LORD Woolf was beaming as he brandished his glossy green report for the Press.

For two years he had been closeted with academics, IT experts, consumer interest groups, lawyers and judges pondering what it should contain. Now it was all over and this was his chance to defend himself against the critics.

His glowing introductory “changing the landscape” speech over, the questions began. “What about Apil's objections?” someone wanted to know, a reference to a pre-emptive strike by the Association of Personal Injury Lawyers, which claimed fixed costs on the fast-track would impair the defence of individual plaintiffs.

Lord Woolf's smile turned frosty. “I know Apil have been campaigning this morning and for the past couple of days because they are convinced that my proposals will hurt them. I don't think they will. Apil have made their comments without seeing my final report,” he said.

“Personal injury lawyers were enthusiastic about reform when they had trouble finding litigants,” he added.

“When conditional fees encouraged more litigation, Apil became less enthusiastic.

“It's in nobody's interest that litigation should cost a disproportionate amount. Somebody pays for it all in the end.”

Later, Lord Woolf agreed to be quizzed by The Lawyer, when he had a chance to defend other aspects of his proposals, such as his failure to recommend any extra judges.

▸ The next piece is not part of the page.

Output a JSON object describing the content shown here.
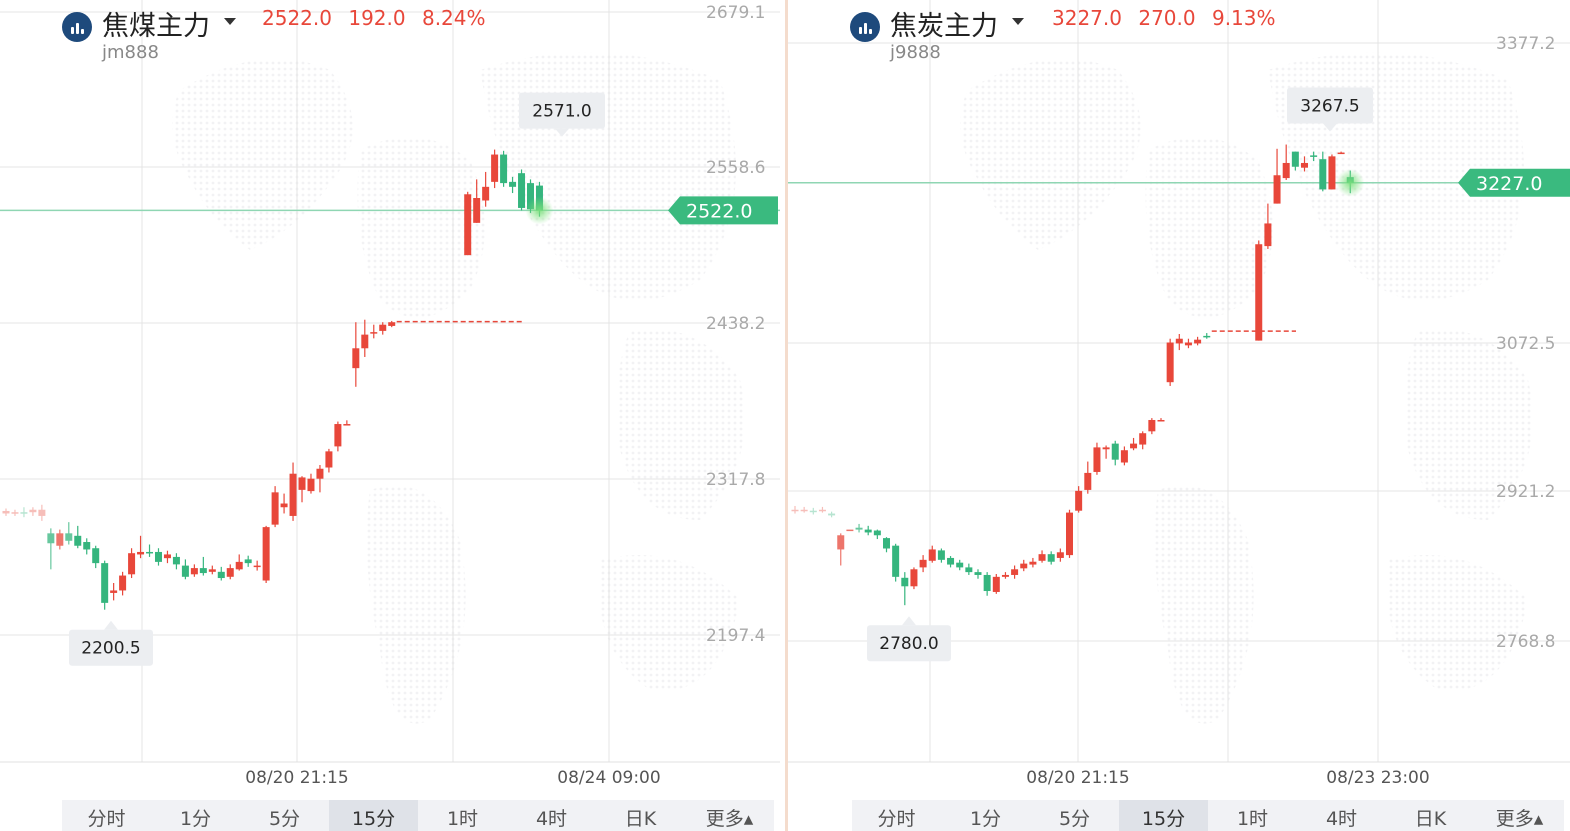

“Judges won't have a higher workload, they will have a different workload,” he said.

“We do not want to keep on appointing more judges. We must ensure they are of the right quality.”

He wanted more law clerks to qualify as legal executives – “they are cheaper than judges” – and he wanted litigation lawyers who had retired relatively young to be employed part-time to assist judges.

What of his refusal to recommend full piloting of his fast-track procedure? “We are bringing it in by stages, but you cannot allow one form of judgment on fixed costs in one part of the country and allow costs to let rip in other parts of the country.”

Lord Woolf said judges could initially “pilot” the procedures themselves by being flexible about which track they put cases into. “As you see how the system is working and which cases are capable of being disposed of on the fast-track you can be more strict about keeping cases there.”

It was a robust defence but it may not silence the critics. Over the past week another flurry of public criticism from lawyers and law firms has been issued. Not just Apil, claiming to represent personal injury claimants, but insurance law firm Kennedys which attacked Lord Woolf for “curtailing the rights” of defendants.

So now he is being attacked from both sides. But he can take heart from this. It may be a sign that he's not only getting the balance right, but also moving towards obtaining cheaper access to justice for clients.